Charlie Altmose

Personal information
- Full name: Charles William Altemose Jr.
- Date of birth: June 3, 1913
- Date of death: January 26, 1995 (aged 81)
- Place of death: Bethlehem, Pennsylvania, U.S.

Senior career*
- Years: Team / Apps / (Gls)
- 1935–: Philadelphia German-Americans
- Brooklyn Hispano
- –1947: Philadelphia Nationals

International career
- 1936: United States / 1 / (0)

= Charles Altemose =

American soccer player (1913–1995)

Charlie "Chili" Altemose (June 3, 1913 - January 26, 1995, in Bethlehem, Pennsylvania) was a U.S. soccer player who was a member of the U.S. soccer team at the 1936 Summer Olympics. He also played twelve seasons in the American Soccer League.

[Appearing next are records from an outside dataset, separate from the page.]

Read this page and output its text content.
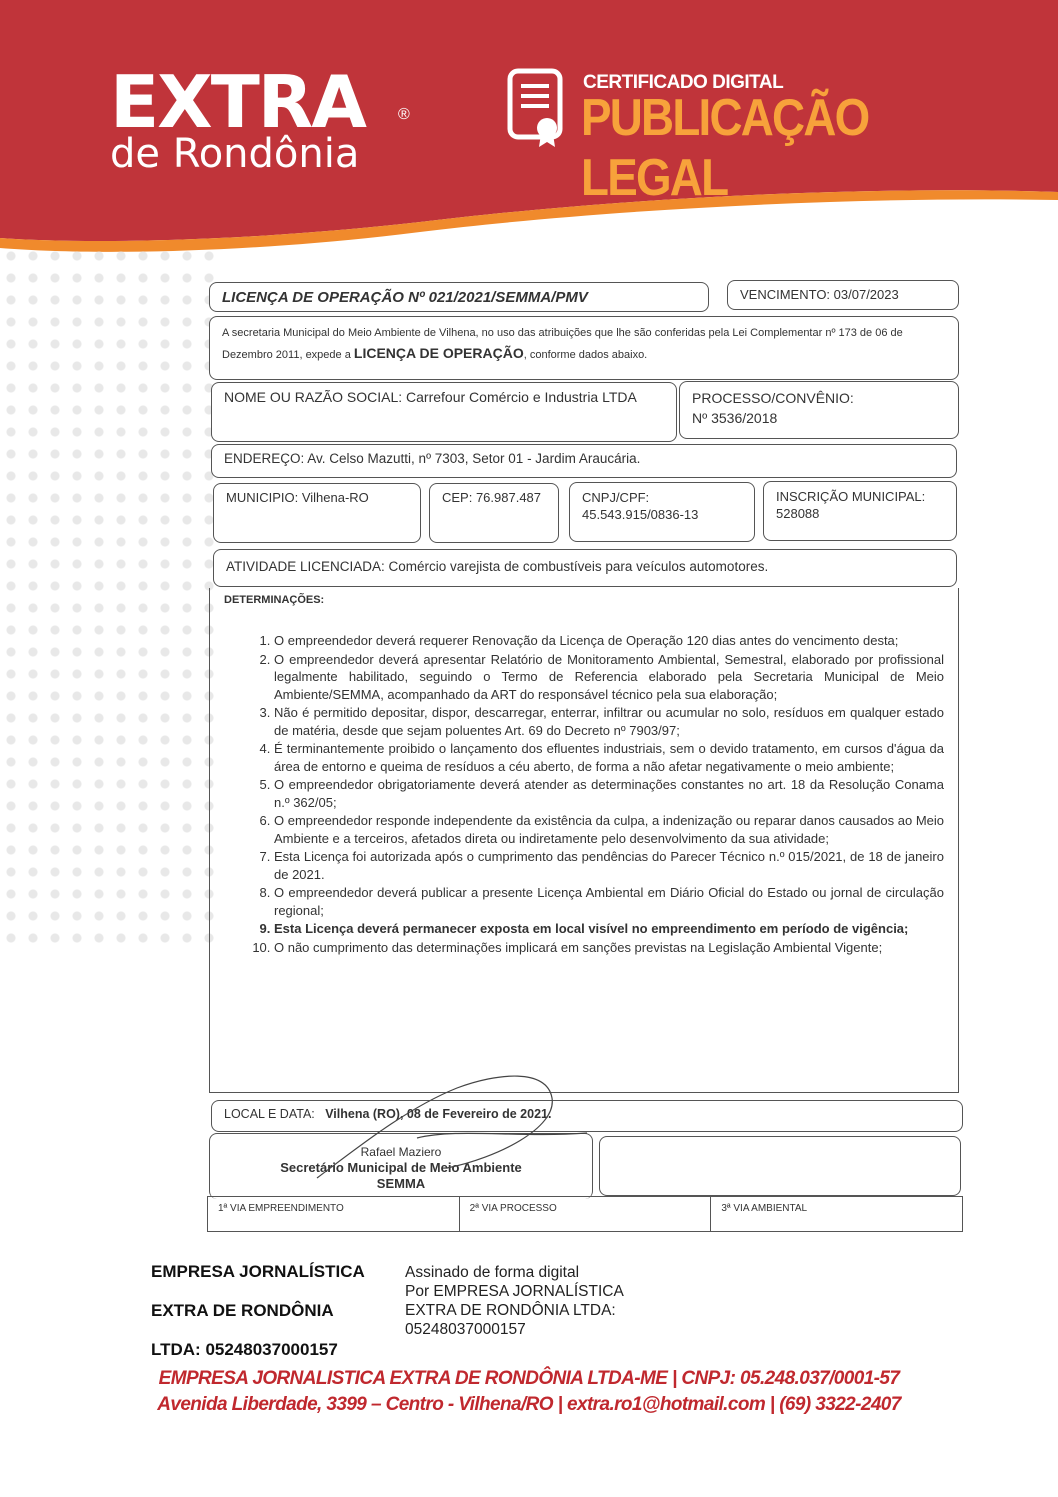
EXTRA ®
de Rondônia
CERTIFICADO DIGITAL
PUBLICAÇÃO LEGAL
LICENÇA DE OPERAÇÃO Nº 021/2021/SEMMA/PMV	VENCIMENTO: 03/07/2023
A secretaria Municipal do Meio Ambiente de Vilhena, no uso das atribuições que lhe são conferidas pela Lei Complementar nº 173 de 06 de Dezembro 2011, expede a LICENÇA DE OPERAÇÃO, conforme dados abaixo.
NOME OU RAZÃO SOCIAL: Carrefour Comércio e Industria LTDA	PROCESSO/CONVÊNIO:
Nº 3536/2018
ENDEREÇO: Av. Celso Mazutti, nº 7303, Setor 01 - Jardim Araucária.
MUNICIPIO: Vilhena-RO	CEP: 76.987.487	CNPJ/CPF:
45.543.915/0836-13
INSCRIÇÃO MUNICIPAL:
528088
ATIVIDADE LICENCIADA: Comércio varejista de combustíveis para veículos automotores.
DETERMINAÇÕES:
1. O empreendedor deverá requerer Renovação da Licença de Operação 120 dias antes do vencimento desta;
2. O empreendedor deverá apresentar Relatório de Monitoramento Ambiental, Semestral, elaborado por profissional legalmente habilitado, seguindo o Termo de Referencia elaborado pela Secretaria Municipal de Meio Ambiente/SEMMA, acompanhado da ART do responsável técnico pela sua elaboração;
3. Não é permitido depositar, dispor, descarregar, enterrar, infiltrar ou acumular no solo, resíduos em qualquer estado de matéria, desde que sejam poluentes Art. 69 do Decreto nº 7903/97;
4. É terminantemente proibido o lançamento dos efluentes industriais, sem o devido tratamento, em cursos d'água da área de entorno e queima de resíduos a céu aberto, de forma a não afetar negativamente o meio ambiente;
5. O empreendedor obrigatoriamente deverá atender as determinações constantes no art. 18 da Resolução Conama n.º 362/05;
6. O empreendedor responde independente da existência da culpa, a indenização ou reparar danos causados ao Meio Ambiente e a terceiros, afetados direta ou indiretamente pelo desenvolvimento da sua atividade;
7. Esta Licença foi autorizada após o cumprimento das pendências do Parecer Técnico n.º 015/2021, de 18 de janeiro de 2021.
8. O empreendedor deverá publicar a presente Licença Ambiental em Diário Oficial do Estado ou jornal de circulação regional;
9. Esta Licença deverá permanecer exposta em local visível no empreendimento em período de vigência;
10. O não cumprimento das determinações implicará em sanções previstas na Legislação Ambiental Vigente;
LOCAL E DATA: Vilhena (RO), 08 de Fevereiro de 2021.
Rafael Maziero
Secretário Municipal de Meio Ambiente
SEMMA
1ª VIA EMPREENDIMENTO	2ª VIA PROCESSO	3ª VIA AMBIENTAL
EMPRESA JORNALÍSTICA
EXTRA DE RONDÔNIA
LTDA: 05248037000157
Assinado de forma digital
Por EMPRESA JORNALÍSTICA
EXTRA DE RONDÔNIA LTDA:
05248037000157
EMPRESA JORNALISTICA EXTRA DE RONDÔNIA LTDA-ME | CNPJ: 05.248.037/0001-57
Avenida Liberdade, 3399 – Centro - Vilhena/RO | extra.ro1@hotmail.com | (69) 3322-2407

Altemose grew up in Bethlehem, Pennsylvania, where his father died in 1924. In 1935, he joined the Philadelphia German-Americans of the American Soccer League. In 1936, Altemose and his teammates won the 1936 National Challenge Cup. He later played for Brooklyn Hispano and finished his career with the Philadelphia Nationals in 1947. In 1936, he was selected for the U.S. team at the 1936 Summer Olympics. Altemose and his teammates played one game, a 1–0 loss to Italy.